Isabelle does not evaluate lemma

Question

I'm reading the introduction "Programming and Provin in Isabelle/HOL" and try to do the exercise 2.2.

Currently I have the following:

theory Scratch
  imports Main
begin

fun add:: "nat ⇒ nat ⇒ nat" where
"add 0 n = n" |
"add (Suc m) n = Suc(add m n)"

lemma add_02 [simp]: "add m 0 = m"
  apply(induction m)
  apply(auto)
  done

lemma succ [simp]: "Suc (add m n) = add m (Suc n)"
  apply(induction m)
  apply(auto)
  done

lemma commutativity [simp]: "add n m = add m n"
  apply(induction n)
  apply(auto)
  done

lemma add1 [simp]: "Suc m = add m (Suc 0)"
  apply(induction m)
  apply(auto)
  done
  
lemma add1_commutativ [simp]: "add n (Suc m) = add m (Suc n) "
  apply(induction n)
  apply(auto)
  done

lemma associativity [simp]: "add n (add m t) = add (add n m) t"
  apply(induction n)
  apply(auto)
  done

end

In lemma add1_commutativ the apply(auto) has a red background color and the following keywords apply and done are all blue instead of the standard red.
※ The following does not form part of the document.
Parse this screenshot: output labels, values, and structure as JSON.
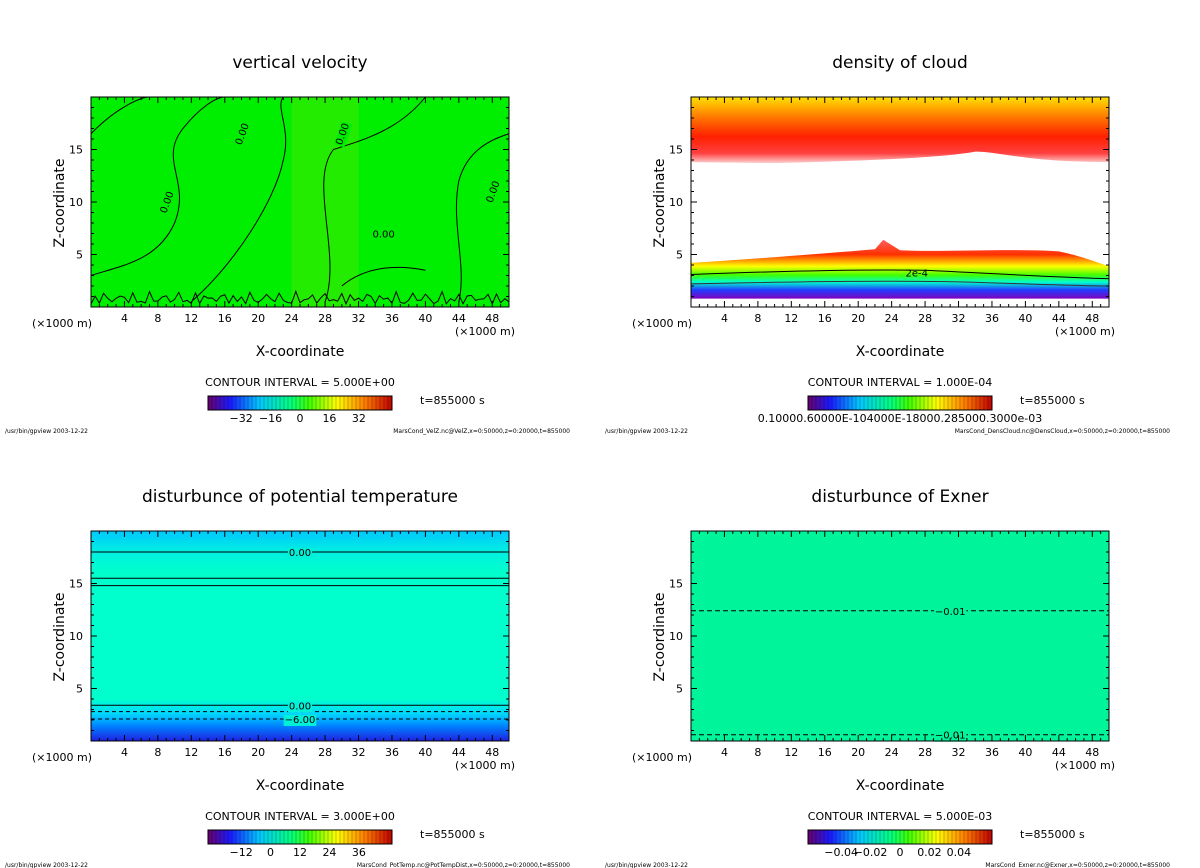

I do not get any error message. Neither when I hover hover it nor in the output console.

What am I doing wrong?

Answer 1

The red background indicates that the line is currently being processed. It looks like the simplifier ran into an endless loop because of the add1 lemma. You can see this if you repeatedly apply the lemma manually using apply (subst add1):

Step 1. add 0 (Suc m) = add m (Suc 0)

Step 2. add 0 (add m (Suc 0)) = add m (Suc 0)

Step 3. add 0 (add m (add 0 (Suc 0))) = add m (Suc 0)

...

As you see, the term becomes bigger in every step and this process will never terminate.

In general you should try to write equations such that the right side is smaller than the left side, since the simplifier will use equations to rewrite terms from left to right.

So for your example you could change lemma add1 to add m (Suc 0) = Suc m and the proof will succeed.